PHOTO: Andrew Hudson
The first rumblings of Lanthier’s poetic career came very early.
She was reading at two, and won her first poetry prize as a Grade 6 student in Sudbury, where her father, formerly a high school English teacher, worked for the Ministry of Education.
Sudbury was great place to be a kid, she said, and a kid poet.
“I just wandered around like the Canadian version of a Lake poet,” she said. She remembers skiing straight out her back door in winter, and summers marked by “the furtive ink of blueberry stains.”
Asked about her first prize-winner, Lanthier laughed and said it actually holds up, but it’s an awfully world-weary poem for a 10 year-old.
“My ideas splash on the page like the drops on a hopeless dry plain,” she recited.
“Oh, rainy day blues, clouds in my head, I feel like my work, like the world is recycled.”

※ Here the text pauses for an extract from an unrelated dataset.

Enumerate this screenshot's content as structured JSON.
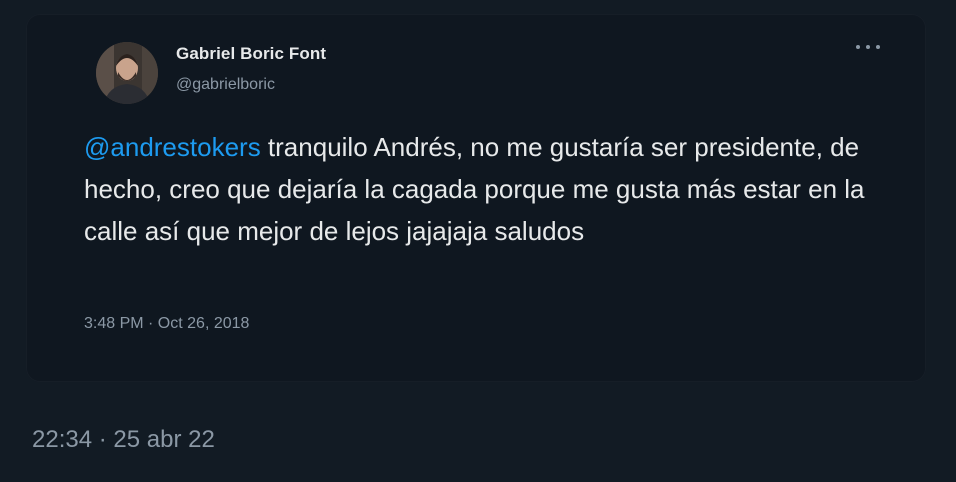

Later, in Kingston, an enthusiastic teacher sent some of Lanthier’s poems to Quarry, a literary magazine.
Not only were they published, but Lanthier was invited by the poet Bronwen Wallace to do readings at a local writers’ group.
“I remember when they introduced me at a reading once, they said, ‘Not only is she under the drinking age, she’s under the driving age!”
Lanthier went on to do a Master’s degree in English literature, as her father did, and work in publishing. She had poems in several journals, and even worked on the other side, picking gems from the submissions “slush pile” at Descant.
But after she married and settled into a home in the Beach in 2003, Lanthier gradually stopped writing poetry. Mostly, she had less time alone, she said, and was busy writing freelance pieces for art and design magazines.
Lanthier was also raising her three children, Nicholas, Julia, and William.
“People might think that would interrupt it, but in fact I’d stopped for a while,” she said. “I would go so far to say that having children brought me back to writing poetry.”
Lanthier always carries a notebook. After Nicholas was born, she started writing poetry again while perched on the edge of sandboxes and park benches, watching him and then her other children play.
Once, when Julia was four, they were crossing Queen Street when she asked her mother, “How do the new days and days become the old times?”
That question made its way into Reporting from Night, which is peppered with more quotes from Lanthier’s little philosophers. She said she owes the title to her children, too, since especially when they were younger she did most of her writing and editing at night.
Today, they are getting used to their mother going out for poetry readings, and Lanthier said she is happy to let them keep their best lines for themselves.
And besides the Walrus prize, Lanthier has been busy with requests for poems, though she is quick to say that she still submits things to the slush pile.
She and Dan Chelotti, a young American poet, will have a long-form co-interview published soon in the emerging poets series of Boxcar Poetry Review. Between emailed poem exchanges, even Facebook and Twitter posts, Lanthier is connecting with many of the contemporary poets, Canadian and American, that she had no time to read in her “coma” years.
Lanthier said a second book of poems is well underway, and in fact threatening to swamp her other project – a three-part novel set in the Beach of the 19th century, 20th century and the present day.
“My joke-y, elevator pitch line about it is, ‘Three women, three centuries, one Great Lake,” she said.
That great lake has already inspired several of Lanthier’s poems, including “Sun, stroke,” the first part of her poem, Beached:
1. Sun, stroke
What we prized on Lake Ontario shores:
dinosaur jaw, shark teeth, quartz orbs
and goblin ore. Cobalt slivers
of Blue Willow, the crockery smashed
by scullery maids
and washed, washed,
washed to the bone.
Rocks balanced en pointe
by beach-stone technicians.
Couples in jean shorts danced to recorded salsa.
Our stroller did the boardwalk wobble.
Dazed on the sand,
daylight stargazers felt the slow burn.
Rochester obliged as the near horizon.
Waves sent a foaming bottle-message.
Clouds chest-pumped mountain impressions.
The beach walked home in our sandals.